The experience increased my awareness of the scent and sound environments, the unevenness of the ground, and change in wind, sunlight and heat than I would if my eyes were open. But I soon learned to trust the person ahead of me—or at least submit to their lead—and, feeling responsible for the person behind me, I eased into my role in the collective challenge.

Part of the thrill of this work is the suspension of autonomy, submitting to being part of an interdependent organism.

Some have greater needs; others have a greater ability to assist.

There is a delicate dance in this interdependent relation.

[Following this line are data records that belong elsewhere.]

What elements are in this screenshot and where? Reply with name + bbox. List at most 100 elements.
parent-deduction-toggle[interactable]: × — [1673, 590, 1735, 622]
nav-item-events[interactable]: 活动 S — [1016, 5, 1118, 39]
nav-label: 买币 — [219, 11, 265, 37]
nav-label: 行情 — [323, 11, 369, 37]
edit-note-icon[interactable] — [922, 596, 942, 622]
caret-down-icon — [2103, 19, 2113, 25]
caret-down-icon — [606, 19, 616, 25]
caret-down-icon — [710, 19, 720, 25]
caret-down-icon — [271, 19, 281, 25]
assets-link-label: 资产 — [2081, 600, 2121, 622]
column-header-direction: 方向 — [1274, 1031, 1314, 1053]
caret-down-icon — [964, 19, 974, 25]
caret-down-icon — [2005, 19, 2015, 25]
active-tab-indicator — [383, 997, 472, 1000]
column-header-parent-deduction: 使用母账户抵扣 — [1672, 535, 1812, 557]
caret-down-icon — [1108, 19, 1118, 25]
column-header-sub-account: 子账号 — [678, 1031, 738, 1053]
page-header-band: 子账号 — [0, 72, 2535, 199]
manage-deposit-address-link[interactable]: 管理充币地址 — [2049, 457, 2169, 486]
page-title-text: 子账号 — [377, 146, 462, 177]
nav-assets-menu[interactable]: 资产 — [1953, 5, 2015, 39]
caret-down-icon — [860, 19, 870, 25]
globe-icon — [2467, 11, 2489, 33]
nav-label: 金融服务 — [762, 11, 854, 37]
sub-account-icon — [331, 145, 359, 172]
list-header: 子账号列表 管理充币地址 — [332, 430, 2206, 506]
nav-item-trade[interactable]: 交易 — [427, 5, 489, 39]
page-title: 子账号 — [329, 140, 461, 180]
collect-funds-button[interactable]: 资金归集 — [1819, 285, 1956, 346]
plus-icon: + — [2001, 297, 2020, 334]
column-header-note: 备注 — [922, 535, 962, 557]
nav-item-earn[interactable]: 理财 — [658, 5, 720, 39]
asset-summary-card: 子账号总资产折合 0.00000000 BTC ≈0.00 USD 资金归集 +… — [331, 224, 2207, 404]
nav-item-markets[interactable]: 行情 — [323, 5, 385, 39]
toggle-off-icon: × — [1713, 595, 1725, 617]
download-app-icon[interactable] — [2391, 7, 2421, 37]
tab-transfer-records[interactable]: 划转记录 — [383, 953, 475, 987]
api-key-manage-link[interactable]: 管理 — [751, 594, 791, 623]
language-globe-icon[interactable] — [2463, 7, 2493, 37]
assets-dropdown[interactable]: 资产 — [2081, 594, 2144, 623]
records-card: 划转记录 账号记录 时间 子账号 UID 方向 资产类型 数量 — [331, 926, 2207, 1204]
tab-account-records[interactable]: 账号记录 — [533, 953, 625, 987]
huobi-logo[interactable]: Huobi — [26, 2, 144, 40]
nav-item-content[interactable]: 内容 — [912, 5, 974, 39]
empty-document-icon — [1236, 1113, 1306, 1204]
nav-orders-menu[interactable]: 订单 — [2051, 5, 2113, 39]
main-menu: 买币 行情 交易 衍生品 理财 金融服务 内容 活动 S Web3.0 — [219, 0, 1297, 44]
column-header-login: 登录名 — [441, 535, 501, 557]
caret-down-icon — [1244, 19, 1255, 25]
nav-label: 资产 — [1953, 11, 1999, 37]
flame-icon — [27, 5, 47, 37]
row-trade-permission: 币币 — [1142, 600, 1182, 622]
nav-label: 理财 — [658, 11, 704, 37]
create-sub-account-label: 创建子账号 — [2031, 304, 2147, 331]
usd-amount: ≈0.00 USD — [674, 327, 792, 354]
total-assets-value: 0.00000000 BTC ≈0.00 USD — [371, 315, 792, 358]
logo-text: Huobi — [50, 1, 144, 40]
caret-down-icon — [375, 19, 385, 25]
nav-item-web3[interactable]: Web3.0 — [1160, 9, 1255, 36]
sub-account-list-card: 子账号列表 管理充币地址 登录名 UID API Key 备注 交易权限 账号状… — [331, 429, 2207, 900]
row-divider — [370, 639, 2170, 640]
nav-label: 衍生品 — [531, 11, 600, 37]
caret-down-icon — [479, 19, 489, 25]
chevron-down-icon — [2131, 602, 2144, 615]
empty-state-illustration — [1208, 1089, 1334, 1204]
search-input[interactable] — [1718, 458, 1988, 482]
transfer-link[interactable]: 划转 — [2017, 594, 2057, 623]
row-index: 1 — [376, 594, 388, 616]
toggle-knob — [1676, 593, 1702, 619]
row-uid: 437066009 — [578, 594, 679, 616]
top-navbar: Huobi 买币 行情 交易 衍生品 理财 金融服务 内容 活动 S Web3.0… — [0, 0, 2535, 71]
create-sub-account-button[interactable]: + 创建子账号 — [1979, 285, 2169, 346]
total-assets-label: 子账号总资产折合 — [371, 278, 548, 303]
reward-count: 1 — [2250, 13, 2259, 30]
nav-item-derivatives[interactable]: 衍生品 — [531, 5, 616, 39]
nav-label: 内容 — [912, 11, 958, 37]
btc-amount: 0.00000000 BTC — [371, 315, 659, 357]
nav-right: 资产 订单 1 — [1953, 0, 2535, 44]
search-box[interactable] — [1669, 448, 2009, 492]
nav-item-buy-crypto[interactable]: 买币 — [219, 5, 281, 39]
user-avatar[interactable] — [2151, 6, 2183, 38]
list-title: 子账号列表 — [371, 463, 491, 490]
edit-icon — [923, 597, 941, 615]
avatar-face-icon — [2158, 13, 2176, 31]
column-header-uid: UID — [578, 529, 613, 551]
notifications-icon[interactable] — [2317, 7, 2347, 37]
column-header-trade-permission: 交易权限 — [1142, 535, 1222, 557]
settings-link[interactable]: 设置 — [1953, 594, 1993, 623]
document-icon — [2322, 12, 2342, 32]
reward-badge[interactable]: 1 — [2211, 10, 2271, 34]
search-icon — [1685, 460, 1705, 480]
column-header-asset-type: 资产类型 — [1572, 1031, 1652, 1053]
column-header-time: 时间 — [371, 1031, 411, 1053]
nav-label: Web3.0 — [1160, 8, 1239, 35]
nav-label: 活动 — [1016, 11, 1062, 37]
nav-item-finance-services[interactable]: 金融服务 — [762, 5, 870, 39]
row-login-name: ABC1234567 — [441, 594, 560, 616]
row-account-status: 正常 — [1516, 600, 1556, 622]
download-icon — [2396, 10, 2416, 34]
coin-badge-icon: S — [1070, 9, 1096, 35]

So many people withdrawal from care because requesting it can be humiliating, debilitating.

Blind Field Shuttle is art in that we are guided into a familiar world through an artist’s unique subjectivity.

Papalia defamiliarizes the routine so that we might better appreciate its nuances and the felt architecture of our senses and sensibilities.

Blind Field Shuttle is a generous gift to the sight privileged.

We learn how ocular-dominance reduces the meanings and pleasures offered by our other senses.

But he also performs, and has us perform, his preferred means of satisfying his needs.

Non-Visual Artist Carmen describes himself as a non-visual learner.

The phrase emphasizes the senses he does employ rather than the one he does not. Papalia is critical of institutions that follow a rehabilitation model, one that has disabled persons strive to pass for ‘normal’ while clearly destined to fall short.